Landtagswahl 2026 in Baden-Württemberg endet ohne klare Mehrheit und löst Machtkampf aus

Landtagswahl 2026 in Baden-Württemberg endet in politischer Pattsituation

Die Landtagswahl 2026 in Baden-Württemberg hat das Land in eine politische Blockade manövriert. Die Grünen und die CDU errangen jeweils 56 Sitze, während die AfD 35 und die SPD 10 Mandate erhielt. Ohne klare Mehrheit gestalten sich die Verhandlungen über die nächste Regierung angespannt, da beide führenden Parteien auf Kontrolle pochen.

Obwohl die CDU den Grünen mit nur 30.000 Stimmen Unterschied knapp unterlag, fordert sie nun eine stärkere Rolle im neuen Kabinett. Die Grünen hingegen berufen sich auf die Tradition, die ihnen gleichen Einfluss in den Koalitionsgesprächen einräumt.

Am Wahlabend hatte CDU-Landesvorsitzender Manuel Hagel die Niederlage eingeräumt. Doch seine Partei hat seitdem die Strategie geändert und drängt auf mehr Ressorts – sogar die automatische Anspruchsberechtigung der Grünen auf das Amt des Ministerpräsidenten wird infrage gestellt.
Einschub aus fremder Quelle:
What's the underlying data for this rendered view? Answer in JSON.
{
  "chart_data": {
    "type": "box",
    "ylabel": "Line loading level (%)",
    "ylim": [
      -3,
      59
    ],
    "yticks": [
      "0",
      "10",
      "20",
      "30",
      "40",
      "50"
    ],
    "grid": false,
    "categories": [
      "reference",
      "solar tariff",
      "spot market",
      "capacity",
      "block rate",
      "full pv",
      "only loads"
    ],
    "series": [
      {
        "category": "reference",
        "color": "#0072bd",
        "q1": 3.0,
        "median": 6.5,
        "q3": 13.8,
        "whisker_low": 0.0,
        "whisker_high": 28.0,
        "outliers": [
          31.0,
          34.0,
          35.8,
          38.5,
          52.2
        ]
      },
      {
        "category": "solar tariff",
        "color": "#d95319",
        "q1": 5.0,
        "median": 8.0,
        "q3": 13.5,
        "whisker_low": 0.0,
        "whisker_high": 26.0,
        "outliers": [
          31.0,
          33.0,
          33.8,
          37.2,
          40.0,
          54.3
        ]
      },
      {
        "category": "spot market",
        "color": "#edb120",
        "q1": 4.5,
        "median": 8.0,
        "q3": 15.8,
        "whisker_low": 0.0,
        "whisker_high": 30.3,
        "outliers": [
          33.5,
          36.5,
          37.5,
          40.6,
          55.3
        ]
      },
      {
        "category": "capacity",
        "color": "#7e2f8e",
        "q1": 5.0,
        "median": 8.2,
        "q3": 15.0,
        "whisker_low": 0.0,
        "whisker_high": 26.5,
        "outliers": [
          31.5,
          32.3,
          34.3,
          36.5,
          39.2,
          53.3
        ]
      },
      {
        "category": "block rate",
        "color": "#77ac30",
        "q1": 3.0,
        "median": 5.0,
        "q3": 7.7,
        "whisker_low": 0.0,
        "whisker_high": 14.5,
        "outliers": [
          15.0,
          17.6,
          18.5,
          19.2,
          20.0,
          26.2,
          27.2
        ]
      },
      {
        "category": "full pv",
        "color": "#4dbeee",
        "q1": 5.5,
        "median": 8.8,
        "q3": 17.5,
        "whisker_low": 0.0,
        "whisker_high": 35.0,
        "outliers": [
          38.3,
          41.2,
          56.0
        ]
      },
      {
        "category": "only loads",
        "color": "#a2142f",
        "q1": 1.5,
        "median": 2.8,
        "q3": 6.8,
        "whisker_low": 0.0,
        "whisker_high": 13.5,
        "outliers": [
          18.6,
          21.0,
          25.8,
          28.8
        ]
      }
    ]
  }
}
Der CDU-Fraktionsvorsitzende Jens Spahn schlug als Kompromiss eine rotierende Amtszeit vor, doch Grünen-Co-Chef Cem Özdemir wies den Vorschlag umgehend als "Unsinn" zurück.

Der Vorstoß der CDU nach mehr Einfluss fällt mit inneren Zerwürfnissen zusammen. Einige Parteimitglieder kritisieren Hagel weiterhin wegen seines umstrittenen "Rehaugen"-Videos, das als Ablenkung die Verhandlungsposition schwächen könnte. Generalsekretär Vogt und Agrarminister Peter Hauk verteidigten Hagel und warfen den Grünen vor, das Thema für politische Vorteile auszunutzen.

Hagel schloss jede Zusammenarbeit mit der rechtsextremen AfD kategorisch aus, sodass CDU und Grüne die einzigen realistischen Koalitionspartner bleiben. Dennoch brachte ein CDU-Vorstandsmitglied ins Spiel, Neuwahlen auszurufen, falls innerhalb von drei Monaten kein Ministerpräsident vereidigt werde. Die Grünen argumentieren unterdessen, ihre langjährige Regierungsverantwortung gebe ihnen gleichberechtigten Verhandlungsstatus – trotz des leichten Stimmenvorsprungs der CDU.

Während die Gespräche stocken, bleibt die Konfrontation zwischen beiden Lagern bestehen. Die Grünen weigern sich, ihren Anspruch auf das Ministerpräsidentenamt aufzugeben, während die CDU auf eine gerechtere Machtverteilung pocht – eine Konstellation, die in Stuttgart für anhaltende Unsicherheit sorgt.

Das knappe Wahlergebnis zwingt CDU und Grüne zu schwierigen Verhandlungen. Da keine Seite nachgeben will, drohen bei ausbleibender Einigung innerhalb der gesetzlichen Frist Neuwahlen. Das Ergebnis wird nicht nur entscheiden, wer Baden-Württemberg regiert, sondern auch, wie die Macht in der nächsten Regierung aufgeteilt wird.